Scrapping 6-month prison sentences expected to ease pressure on prisons
By Sam Baker
Plans to scrap 6-month prison sentences could ease pressures on prison staff a criminology expert has claimed.
Dr Thomas Akoensi from the University of Kent has said that while there is no guarantee that scrapping 6-month prison sentences will help the prison system, it may make the jobs of prison workers easier.
This follows a Daily Telegraph report that the Prisons Minister, Rory Stewart, wants to axe all short-term sentences, except for violent or sex offenders.
Dr Akoensi said that Mr Stewart’s plans are courageous: “This won’t necessarily be a positive decision for prisons although this is a brave move.
“Six months is a very short time for such offenders to undergo and successfully complete rehabilitation programmes in prisons, this policy will be a huge relief to offender managers.”
However, Dr Akoensi added that the measures Mr Stewart intends to replace 6-month sentences with must be adequate or the changes will have no effect.
“If these short-term sentences, usually around 30,000 per annum, are replaced with community sentences where offenders are able to carry on with their normal lives – hold on to their jobs, house/accommodation, have family contact, etc – but under certain conditions, the pressure on our prisons would reduce significantly.
“However, if such offenses which currently attract short term sentences, begin to be captured in medium term sentences of six months or more in the long term, then the reduced pressure on our prisons would be short lived.”

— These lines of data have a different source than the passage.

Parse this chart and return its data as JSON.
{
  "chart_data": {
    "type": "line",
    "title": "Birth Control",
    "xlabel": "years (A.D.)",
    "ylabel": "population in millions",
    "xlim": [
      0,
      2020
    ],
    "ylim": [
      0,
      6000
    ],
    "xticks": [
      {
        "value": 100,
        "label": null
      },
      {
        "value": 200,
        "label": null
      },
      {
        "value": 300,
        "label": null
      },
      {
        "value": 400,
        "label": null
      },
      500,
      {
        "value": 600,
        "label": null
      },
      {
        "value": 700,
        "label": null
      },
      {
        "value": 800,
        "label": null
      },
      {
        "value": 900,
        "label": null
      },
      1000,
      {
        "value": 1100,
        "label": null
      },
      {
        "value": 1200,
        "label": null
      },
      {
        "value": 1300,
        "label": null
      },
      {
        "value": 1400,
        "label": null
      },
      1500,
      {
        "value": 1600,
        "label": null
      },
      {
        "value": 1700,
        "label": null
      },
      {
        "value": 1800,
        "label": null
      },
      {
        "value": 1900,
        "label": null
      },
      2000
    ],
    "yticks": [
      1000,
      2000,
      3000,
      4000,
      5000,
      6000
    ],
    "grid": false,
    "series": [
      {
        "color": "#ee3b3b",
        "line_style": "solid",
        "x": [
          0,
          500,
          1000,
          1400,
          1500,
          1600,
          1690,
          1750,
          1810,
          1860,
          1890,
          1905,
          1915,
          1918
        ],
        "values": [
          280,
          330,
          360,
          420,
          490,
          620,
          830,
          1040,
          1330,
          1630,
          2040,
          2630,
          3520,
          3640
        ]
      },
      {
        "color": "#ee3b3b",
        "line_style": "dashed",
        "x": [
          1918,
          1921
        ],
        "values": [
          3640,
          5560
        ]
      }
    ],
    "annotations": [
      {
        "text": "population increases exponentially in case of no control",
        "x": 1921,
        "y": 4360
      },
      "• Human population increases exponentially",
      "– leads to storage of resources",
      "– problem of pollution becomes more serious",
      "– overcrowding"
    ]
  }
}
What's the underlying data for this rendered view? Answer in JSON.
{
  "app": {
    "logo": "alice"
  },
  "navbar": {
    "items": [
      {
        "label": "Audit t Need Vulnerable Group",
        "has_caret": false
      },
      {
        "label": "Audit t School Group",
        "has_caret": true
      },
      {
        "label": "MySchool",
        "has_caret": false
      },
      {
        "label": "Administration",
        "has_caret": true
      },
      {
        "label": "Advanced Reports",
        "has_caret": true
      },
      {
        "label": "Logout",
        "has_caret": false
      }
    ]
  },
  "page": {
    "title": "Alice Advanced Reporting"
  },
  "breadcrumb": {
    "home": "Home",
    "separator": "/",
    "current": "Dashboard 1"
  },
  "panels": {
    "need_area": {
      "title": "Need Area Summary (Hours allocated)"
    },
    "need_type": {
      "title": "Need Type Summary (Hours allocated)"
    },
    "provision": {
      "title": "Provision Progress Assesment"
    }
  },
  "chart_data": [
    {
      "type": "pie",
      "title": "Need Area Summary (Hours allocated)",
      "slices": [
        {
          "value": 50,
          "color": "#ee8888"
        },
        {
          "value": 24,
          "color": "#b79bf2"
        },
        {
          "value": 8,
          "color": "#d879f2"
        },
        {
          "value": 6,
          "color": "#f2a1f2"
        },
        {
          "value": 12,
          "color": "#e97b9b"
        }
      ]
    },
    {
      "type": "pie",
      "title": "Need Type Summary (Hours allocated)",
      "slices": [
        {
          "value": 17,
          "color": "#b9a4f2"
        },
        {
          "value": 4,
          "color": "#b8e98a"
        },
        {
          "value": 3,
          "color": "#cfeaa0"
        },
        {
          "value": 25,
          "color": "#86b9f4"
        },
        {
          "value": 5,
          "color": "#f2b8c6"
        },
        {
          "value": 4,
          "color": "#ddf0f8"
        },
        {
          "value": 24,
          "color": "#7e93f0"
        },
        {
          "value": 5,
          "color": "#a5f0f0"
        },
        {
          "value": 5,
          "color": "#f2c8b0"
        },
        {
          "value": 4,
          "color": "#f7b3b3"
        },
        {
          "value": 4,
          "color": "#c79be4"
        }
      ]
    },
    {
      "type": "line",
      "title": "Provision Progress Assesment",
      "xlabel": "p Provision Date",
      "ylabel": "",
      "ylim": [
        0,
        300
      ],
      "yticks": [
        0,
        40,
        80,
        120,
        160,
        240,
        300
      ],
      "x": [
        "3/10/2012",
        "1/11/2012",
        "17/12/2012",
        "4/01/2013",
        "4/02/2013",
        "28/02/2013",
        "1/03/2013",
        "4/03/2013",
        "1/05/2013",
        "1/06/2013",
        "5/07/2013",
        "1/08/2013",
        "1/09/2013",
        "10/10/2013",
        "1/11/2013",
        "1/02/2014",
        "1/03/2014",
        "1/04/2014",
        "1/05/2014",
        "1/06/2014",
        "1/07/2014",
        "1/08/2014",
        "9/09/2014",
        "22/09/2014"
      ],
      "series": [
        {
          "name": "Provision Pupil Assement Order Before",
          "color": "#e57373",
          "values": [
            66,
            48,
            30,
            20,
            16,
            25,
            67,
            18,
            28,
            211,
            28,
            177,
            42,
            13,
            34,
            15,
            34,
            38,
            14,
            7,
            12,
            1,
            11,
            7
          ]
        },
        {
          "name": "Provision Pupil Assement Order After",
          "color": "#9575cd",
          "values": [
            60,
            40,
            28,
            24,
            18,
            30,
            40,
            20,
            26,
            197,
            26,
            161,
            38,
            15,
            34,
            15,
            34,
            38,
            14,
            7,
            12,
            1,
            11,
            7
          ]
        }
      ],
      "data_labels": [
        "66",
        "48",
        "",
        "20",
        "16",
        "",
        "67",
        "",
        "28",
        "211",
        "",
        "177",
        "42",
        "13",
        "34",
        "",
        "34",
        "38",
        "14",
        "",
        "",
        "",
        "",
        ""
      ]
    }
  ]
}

The prison population has doubled in England and Wales since the early 1990s, rising from about 40,000 to more than 80,000 in 2018, official figures show.
Mr Stewart put forward the suggested changes, saying that short jail terms were long enough to damage you and not long enough to heal you.
“You bring somebody in for three or four weeks,” he said. “They lose their house, their job, their family, their reputation.
“They come (into prison), they meet a lot of interesting characters (to put it politely) and then you whap them on to the streets again.”
Frances Cook, the Chief Executive of the Howard League for Penal Reform, believes scrapping short prison sentences will make society safer in general.
“Cramming more people into prisons than they were designed to hold is a recipe for squalor, violence, drug abuse and mental distress and, ultimately, more crime.
“Scrapping prison sentences of less than six months, as has been proposed by ministers, would better protect the public because evidence shows that short bursts of imprisonment lead to more offending and more victims.
“Sensible legislation that reduces the number of people behind bars will save lives, protect prison staff and help to make local communities safer.”
In 2017 alone, more than half of the 86,275 offenders sentenced in England and Wales were handed sentences of six months or less.